The Girls (Template:Lang-sv) is a 1968 Swedish drama film directed by Mai Zetterling, starring Bibi Andersson, Harriet Andersson and Gunnel Lindblom. It is a feminist reinvention of the ancient Greek play Lysistrata by Aristophanes, and revolves around a theatre group who set up the play.

In 1996 a documentary on the making of the film, Lines From the Heart, was made by director Christina Olofson.


Liz (Bibi Andersson), Marianne (Harriet Andersson) and Gunilla (Gunnel Lindblom) are three actresses who have been hired to perform in a touring production of Lysistrata. Each woman faces challenges leaving their homes in order to tour. Marianne has left her married boyfriend and finds it difficult to leave her toddler in the hands of babysitters as she goes on tour.
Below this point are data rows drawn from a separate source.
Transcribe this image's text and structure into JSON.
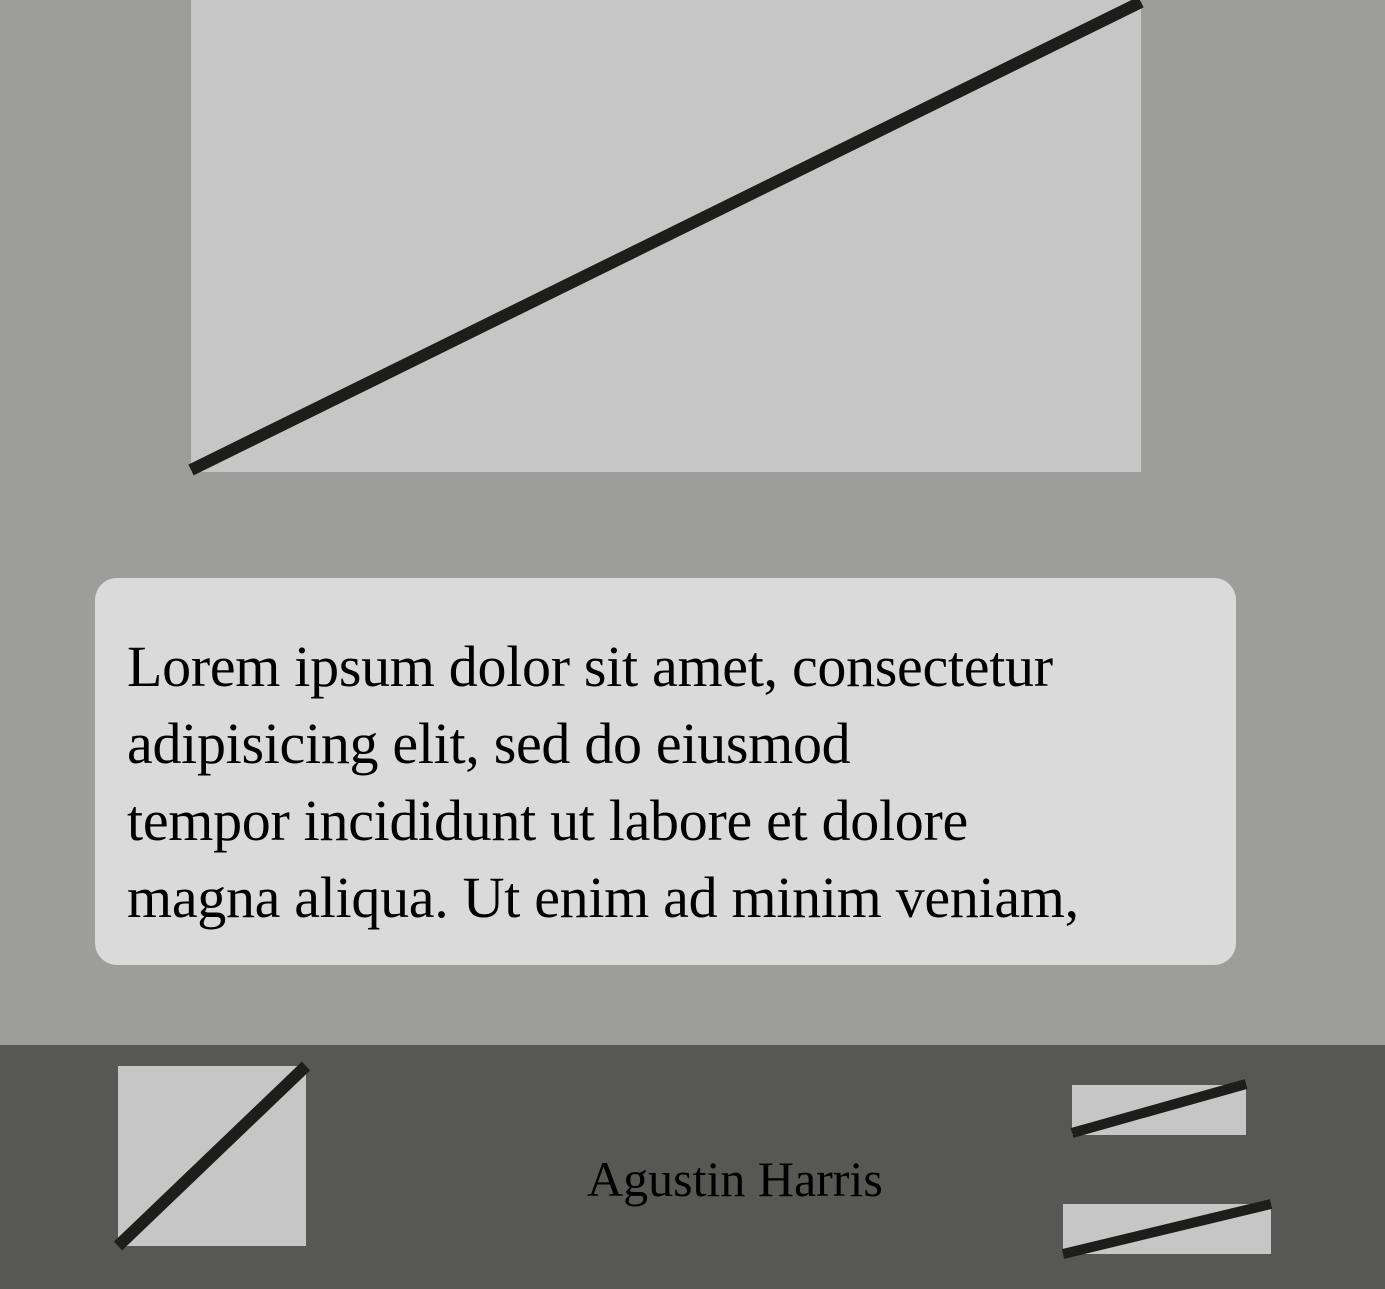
{
  "main": {
    "hero_image": {
      "icon": "image-placeholder-icon"
    },
    "text_card": {
      "body": "Lorem ipsum dolor sit amet, consectetur\nadipisicing elit, sed do eiusmod\ntempor incididunt ut labore et dolore\nmagna aliqua. Ut enim ad minim veniam,"
    }
  },
  "footer": {
    "avatar": {
      "icon": "image-placeholder-icon"
    },
    "name": "Agustin Harris",
    "thumbnails": [
      {
        "icon": "image-placeholder-icon"
      },
      {
        "icon": "image-placeholder-icon"
      }
    ]
  },
  "colors": {
    "page_background": "#9d9d9c",
    "placeholder_fill": "#c6c6c6",
    "placeholder_stroke": "#1d1d1b",
    "card_background": "#dadada",
    "footer_background": "#575756",
    "text": "#000000"
  }
}
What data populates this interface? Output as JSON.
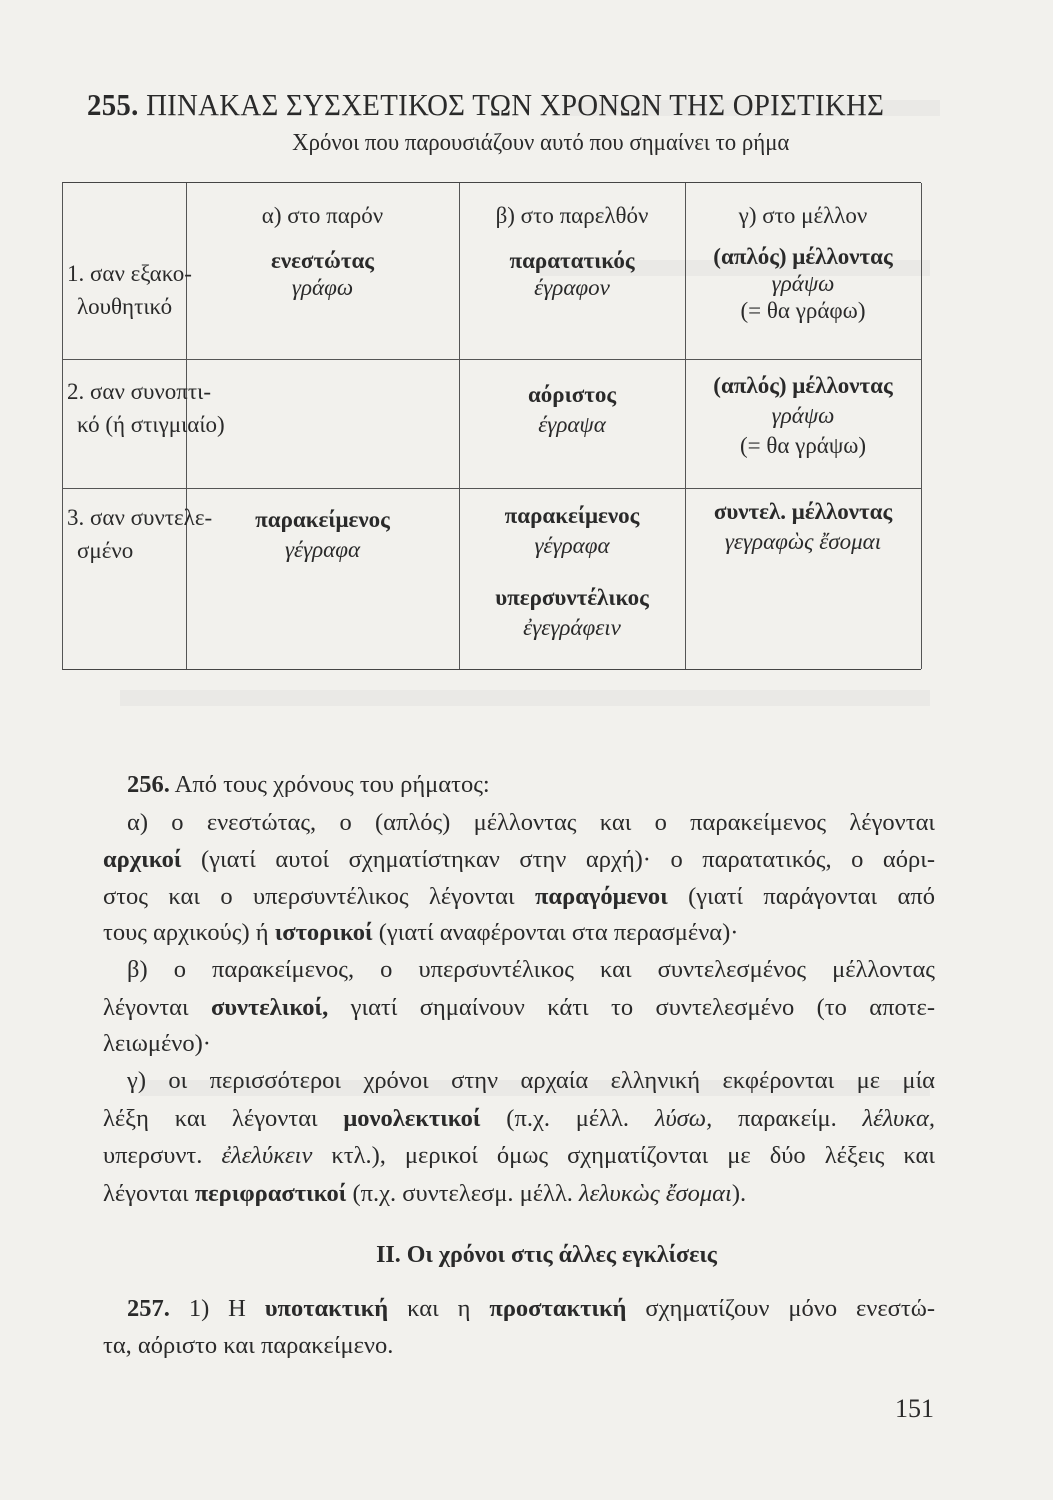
{
  "heading": {
    "number": "255.",
    "title": "ΠΙΝΑΚΑΣ ΣΥΣΧΕΤΙΚΟΣ ΤΩΝ ΧΡΟΝΩΝ ΤΗΣ ΟΡΙΣΤΙΚΗΣ",
    "subtitle": "Χρόνοι που παρουσιάζουν αυτό που σημαίνει το ρήμα"
  },
  "table": {
    "columns": [
      "α) στο παρόν",
      "β) στο παρελθόν",
      "γ) στο μέλλον"
    ],
    "rows": [
      {
        "label": [
          "1. σαν εξακο-",
          "λουθητικό"
        ],
        "present": {
          "tense": "ενεστώτας",
          "example": "γράφω"
        },
        "past": [
          {
            "tense": "παρατατικός",
            "example": "έγραφον"
          }
        ],
        "future": {
          "tense": "(απλός) μέλλοντας",
          "example": "γράψω",
          "note": "(= θα γράφω)"
        }
      },
      {
        "label": [
          "2. σαν συνοπτι-",
          "κό (ή στιγμιαίο)"
        ],
        "present": {
          "tense": "",
          "example": ""
        },
        "past": [
          {
            "tense": "αόριστος",
            "example": "έγραψα"
          }
        ],
        "future": {
          "tense": "(απλός) μέλλοντας",
          "example": "γράψω",
          "note": "(= θα γράψω)"
        }
      },
      {
        "label": [
          "3. σαν συντελε-",
          "σμένο"
        ],
        "present": {
          "tense": "παρακείμενος",
          "example": "γέγραφα"
        },
        "past": [
          {
            "tense": "παρακείμενος",
            "example": "γέγραφα"
          },
          {
            "tense": "υπερσυντέλικος",
            "example": "ἐγεγράφειν"
          }
        ],
        "future": {
          "tense": "συντελ. μέλλοντας",
          "example": "γεγραφὼς ἔσομαι",
          "note": ""
        }
      }
    ]
  },
  "body_lines": [
    [
      {
        "t": "256.",
        "s": "b"
      },
      {
        "t": " Από τους χρόνους του ρήματος:",
        "s": ""
      }
    ],
    [
      {
        "t": "α) ο ενεστώτας, ο (απλός) μέλλοντας και ο παρακείμενος λέγονται",
        "s": ""
      }
    ],
    [
      {
        "t": "αρχικοί",
        "s": "b"
      },
      {
        "t": " (γιατί αυτοί σχηματίστηκαν στην αρχή)· ο παρατατικός, ο αόρι-",
        "s": ""
      }
    ],
    [
      {
        "t": "στος και ο υπερσυντέλικος λέγονται ",
        "s": ""
      },
      {
        "t": "παραγόμενοι",
        "s": "b"
      },
      {
        "t": " (γιατί παράγονται από",
        "s": ""
      }
    ],
    [
      {
        "t": "τους αρχικούς) ή ",
        "s": ""
      },
      {
        "t": "ιστορικοί",
        "s": "b"
      },
      {
        "t": " (γιατί αναφέρονται στα περασμένα)·",
        "s": ""
      }
    ],
    [
      {
        "t": "β) ο παρακείμενος, ο υπερσυντέλικος και συντελεσμένος μέλλοντας",
        "s": ""
      }
    ],
    [
      {
        "t": "λέγονται ",
        "s": ""
      },
      {
        "t": "συντελικοί,",
        "s": "b"
      },
      {
        "t": " γιατί σημαίνουν κάτι το συντελεσμένο (το αποτε-",
        "s": ""
      }
    ],
    [
      {
        "t": "λειωμένο)·",
        "s": ""
      }
    ],
    [
      {
        "t": "γ) οι περισσότεροι χρόνοι στην αρχαία ελληνική εκφέρονται με μία",
        "s": ""
      }
    ],
    [
      {
        "t": "λέξη και λέγονται ",
        "s": ""
      },
      {
        "t": "μονολεκτικοί",
        "s": "b"
      },
      {
        "t": " (π.χ. μέλλ. ",
        "s": ""
      },
      {
        "t": "λύσω,",
        "s": "i"
      },
      {
        "t": " παρακείμ. ",
        "s": ""
      },
      {
        "t": "λέλυκα,",
        "s": "i"
      }
    ],
    [
      {
        "t": "υπερσυντ. ",
        "s": ""
      },
      {
        "t": "ἐλελύκειν",
        "s": "i"
      },
      {
        "t": " κτλ.), μερικοί όμως σχηματίζονται με δύο λέξεις και",
        "s": ""
      }
    ],
    [
      {
        "t": "λέγονται ",
        "s": ""
      },
      {
        "t": "περιφραστικοί",
        "s": "b"
      },
      {
        "t": " (π.χ. συντελεσμ. μέλλ. ",
        "s": ""
      },
      {
        "t": "λελυκὼς ἔσομαι",
        "s": "i"
      },
      {
        "t": ").",
        "s": ""
      }
    ]
  ],
  "section2": "ΙΙ. Οι χρόνοι στις άλλες εγκλίσεις",
  "para257": [
    [
      {
        "t": "257.",
        "s": "b"
      },
      {
        "t": " 1) Η ",
        "s": ""
      },
      {
        "t": "υποτακτική",
        "s": "b"
      },
      {
        "t": " και η ",
        "s": ""
      },
      {
        "t": "προστακτική",
        "s": "b"
      },
      {
        "t": " σχηματίζουν μόνο ενεστώ-",
        "s": ""
      }
    ],
    [
      {
        "t": "τα, αόριστο και παρακείμενο.",
        "s": ""
      }
    ]
  ],
  "page_number": "151"
}
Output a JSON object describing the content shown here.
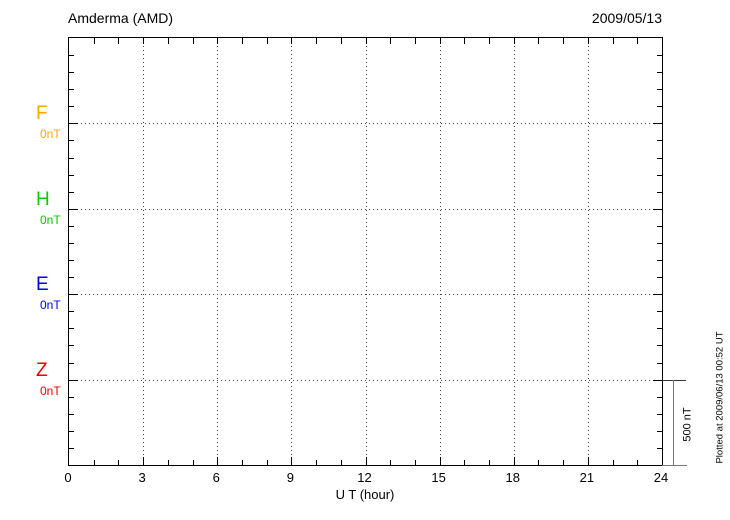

Liz's husband is having an affair and wants her to leave while Gunilla, a mother of four young children, is urged not to leave by her husband who wants her to stay at home to help with the children.

Along the tour they are met with polite indifference as audience members either fail to grasp the meaning of the play or are bored by it. After one performance Liz asks members of the audience to stay behind to discuss the meaning of the play but when she tries to speak to them of the importance of women they don't react and a male member of the company acts as if it is just a continuation of the play and ushers her offstage. Liz's stunt attracts attention from the press but as Liz is not able to identify any one incident that led to her outburst they are dismissive of it. Later all three of the leads go out to dinner and talk over the problem of no one relating to the play wondering if perhaps it would be better if they held a woman only show. At dinner they are bothered by several men and when they turn down the men's advances the men become hostile and only leave after Marianne threatens them.

On the road, a friend of Liz's husband urges her to come home on behalf of her husband, saying he needs a wife to properly support him and his work. Liz argues that she is tired of putting her husband first but her husband's friend argues that her husband's work is more important than hers. She stays on till the end of the play.

The tour finishes and the women return home feeling as though they while no one is willing to change they have at least made people more aware of the misery of their lives. At a party celebrating the end of the play Liz tells the company that she wants to get a divorce.